Em abril, Musk disse em uma apresentação que, se o pouso do Super Heavy em uma “torre virtual” no Golfo do México fosse um sucesso no quarto voo, a empresa poderia tentar trazer o propulsor de volta ao local de lançamento no próximo voo para tentar pousá-lo de volta na plataforma com a ajuda dos braços Mechazilla na torre de lançamento. Após o voo, ele postou: “Acho que deveríamos tentar pegar o booster com os braços do Mechazilla no próximo voo!”

 Starship deixando a plataforma de lançamento orbital em Starbase no quarto voo de teste integrado (Getty Images)

O administrador da NASA, Bill Nelson, também elogiou o voo como um passo em direção ao desenvolvimento de uma versão lunar da Starship – que a agência planeja usar em seu programa lunar Artemis. “Parabéns à SpaceX pelo voo de teste bem-sucedido da Starship nesta manhã!”, ele postou. “Estamos mais perto de levar a humanidade de volta à Lua por meio da Artemis – e depois seguir em direção a Marte.”

A versão lunar da Starship está programada participar da Artemis 3, a primeira missão tripulada à superfície da Lua desde a Apollo 17, em 1972. No momento, a missão está marcada para 2026, mas o programa Artemis enfrenta dificuldades técnicas e orçamentárias – inclusive ligadas ao próprio desenvolvimento da Starship.

Quanto ao comentário de Nelson, de fato, o veículo foi projetado com Marte em mente. Os motores Raptor, 33 para o Super Heavy e 6 para a Starship, queimam oxigênio e metano líquidos, ambos os quais podem ser obtidos no planeta vermelho.

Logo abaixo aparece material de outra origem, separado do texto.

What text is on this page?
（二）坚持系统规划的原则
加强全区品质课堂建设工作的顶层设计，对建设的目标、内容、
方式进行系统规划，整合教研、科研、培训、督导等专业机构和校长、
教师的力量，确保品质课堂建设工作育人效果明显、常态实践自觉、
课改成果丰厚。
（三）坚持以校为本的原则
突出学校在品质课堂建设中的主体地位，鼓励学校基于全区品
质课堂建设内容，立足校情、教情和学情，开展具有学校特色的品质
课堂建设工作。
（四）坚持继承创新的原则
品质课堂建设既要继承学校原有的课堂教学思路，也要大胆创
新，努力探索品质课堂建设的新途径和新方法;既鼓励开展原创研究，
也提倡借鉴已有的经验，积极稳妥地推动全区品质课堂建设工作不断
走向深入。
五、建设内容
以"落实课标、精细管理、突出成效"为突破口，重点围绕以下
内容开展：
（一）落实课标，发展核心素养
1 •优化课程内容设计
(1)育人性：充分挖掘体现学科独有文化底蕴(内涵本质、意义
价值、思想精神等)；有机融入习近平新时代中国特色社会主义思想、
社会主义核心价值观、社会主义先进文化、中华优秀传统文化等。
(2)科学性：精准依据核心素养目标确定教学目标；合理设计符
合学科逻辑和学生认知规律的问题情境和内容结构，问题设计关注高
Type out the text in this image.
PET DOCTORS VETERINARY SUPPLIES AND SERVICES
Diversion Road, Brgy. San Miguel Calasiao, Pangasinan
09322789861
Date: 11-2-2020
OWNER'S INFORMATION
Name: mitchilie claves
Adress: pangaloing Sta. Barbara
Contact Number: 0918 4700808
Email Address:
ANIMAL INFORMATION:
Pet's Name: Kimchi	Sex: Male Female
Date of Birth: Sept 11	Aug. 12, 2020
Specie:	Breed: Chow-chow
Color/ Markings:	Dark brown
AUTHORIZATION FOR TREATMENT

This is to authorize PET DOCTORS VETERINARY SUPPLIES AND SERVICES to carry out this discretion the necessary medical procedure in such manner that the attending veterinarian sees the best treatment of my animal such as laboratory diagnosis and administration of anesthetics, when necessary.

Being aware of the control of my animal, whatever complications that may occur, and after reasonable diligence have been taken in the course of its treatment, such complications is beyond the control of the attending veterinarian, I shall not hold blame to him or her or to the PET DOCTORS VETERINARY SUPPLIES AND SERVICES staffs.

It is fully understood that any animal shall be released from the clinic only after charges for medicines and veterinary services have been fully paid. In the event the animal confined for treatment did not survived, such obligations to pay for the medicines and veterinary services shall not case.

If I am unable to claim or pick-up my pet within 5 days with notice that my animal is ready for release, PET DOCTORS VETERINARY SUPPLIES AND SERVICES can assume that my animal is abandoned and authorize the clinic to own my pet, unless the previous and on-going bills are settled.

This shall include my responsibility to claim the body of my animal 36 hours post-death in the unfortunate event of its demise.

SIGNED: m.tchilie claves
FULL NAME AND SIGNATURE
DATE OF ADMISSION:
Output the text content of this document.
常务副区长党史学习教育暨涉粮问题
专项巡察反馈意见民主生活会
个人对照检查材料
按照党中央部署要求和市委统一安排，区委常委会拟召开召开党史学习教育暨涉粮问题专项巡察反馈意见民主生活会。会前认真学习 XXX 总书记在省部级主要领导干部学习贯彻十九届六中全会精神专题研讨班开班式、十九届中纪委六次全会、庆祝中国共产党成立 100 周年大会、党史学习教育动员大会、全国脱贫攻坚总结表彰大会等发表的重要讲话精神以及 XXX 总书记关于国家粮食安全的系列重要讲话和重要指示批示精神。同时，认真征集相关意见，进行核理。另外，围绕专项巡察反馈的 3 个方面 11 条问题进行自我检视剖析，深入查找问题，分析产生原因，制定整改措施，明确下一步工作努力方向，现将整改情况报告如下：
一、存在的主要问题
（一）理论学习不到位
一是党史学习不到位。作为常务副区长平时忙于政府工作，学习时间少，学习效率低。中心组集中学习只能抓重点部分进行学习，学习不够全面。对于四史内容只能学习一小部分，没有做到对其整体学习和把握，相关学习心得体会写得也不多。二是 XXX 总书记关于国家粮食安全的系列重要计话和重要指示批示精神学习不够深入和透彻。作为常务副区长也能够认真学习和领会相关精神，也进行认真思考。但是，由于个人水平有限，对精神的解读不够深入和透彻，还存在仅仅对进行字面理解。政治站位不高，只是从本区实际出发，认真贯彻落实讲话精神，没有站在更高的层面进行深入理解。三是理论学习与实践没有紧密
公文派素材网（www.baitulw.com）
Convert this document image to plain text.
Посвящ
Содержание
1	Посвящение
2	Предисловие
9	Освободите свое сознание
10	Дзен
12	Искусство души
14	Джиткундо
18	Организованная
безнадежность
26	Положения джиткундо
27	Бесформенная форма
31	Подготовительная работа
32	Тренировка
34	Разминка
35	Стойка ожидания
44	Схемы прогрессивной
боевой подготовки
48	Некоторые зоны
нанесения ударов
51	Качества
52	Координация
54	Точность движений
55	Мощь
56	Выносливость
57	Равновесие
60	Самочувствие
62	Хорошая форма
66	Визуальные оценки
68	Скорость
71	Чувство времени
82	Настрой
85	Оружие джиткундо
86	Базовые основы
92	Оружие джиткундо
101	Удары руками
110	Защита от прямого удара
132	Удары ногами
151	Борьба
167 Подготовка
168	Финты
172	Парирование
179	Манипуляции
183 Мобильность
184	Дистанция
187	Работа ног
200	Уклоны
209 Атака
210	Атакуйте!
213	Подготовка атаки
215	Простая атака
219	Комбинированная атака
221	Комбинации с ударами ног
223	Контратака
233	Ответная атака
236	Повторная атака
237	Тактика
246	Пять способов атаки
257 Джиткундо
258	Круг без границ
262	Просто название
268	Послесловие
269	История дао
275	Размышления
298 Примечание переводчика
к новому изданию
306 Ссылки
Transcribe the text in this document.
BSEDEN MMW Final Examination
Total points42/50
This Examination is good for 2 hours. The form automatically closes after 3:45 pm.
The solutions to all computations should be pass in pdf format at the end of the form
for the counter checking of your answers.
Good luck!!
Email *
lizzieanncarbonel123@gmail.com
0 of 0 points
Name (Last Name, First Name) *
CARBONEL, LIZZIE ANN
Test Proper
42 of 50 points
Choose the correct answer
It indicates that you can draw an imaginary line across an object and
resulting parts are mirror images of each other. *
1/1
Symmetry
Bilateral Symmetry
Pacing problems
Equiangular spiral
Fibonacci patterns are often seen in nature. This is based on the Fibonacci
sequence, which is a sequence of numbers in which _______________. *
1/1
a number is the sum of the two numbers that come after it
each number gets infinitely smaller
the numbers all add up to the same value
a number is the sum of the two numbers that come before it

A NASA selecionou a nave como o primeiro módulo de pouso tripulado do Artemis, que visa estabelecer uma base de pesquisa na região polar sul, rica em gelo, até o final da década de 2020. A arquitetura atual prevê que a Starship pouse astronautas da NASA na Lua pela primeira vez em setembro de 2026, na missão Artemis 3.

Lançamento do quarto voo do quarto voo da Starship; um dos 33 motores Raptor apresentou falha (SpaceX)

FAA O lançamento ocorreu dois dias depois que a Administração Federal de Aviação (FAA) emitiu uma licença de lançamento atualizada para a Starship. A licença atualizada não fez grandes mudanças na forma como a SpaceX conduziria o lançamento, mas foi necessária para que a missão prosseguisse.

A FAA, no entanto, aprovou uma série de exceções propostas pela SpaceX que poderiam acelerar o tempo até o próximo voo. As “exceções de danos induzidos por testes” permitiriam que a empresa pulasse uma investigação se elas contribuíssem para a perda do veículo no voo sem afetar a segurança pública.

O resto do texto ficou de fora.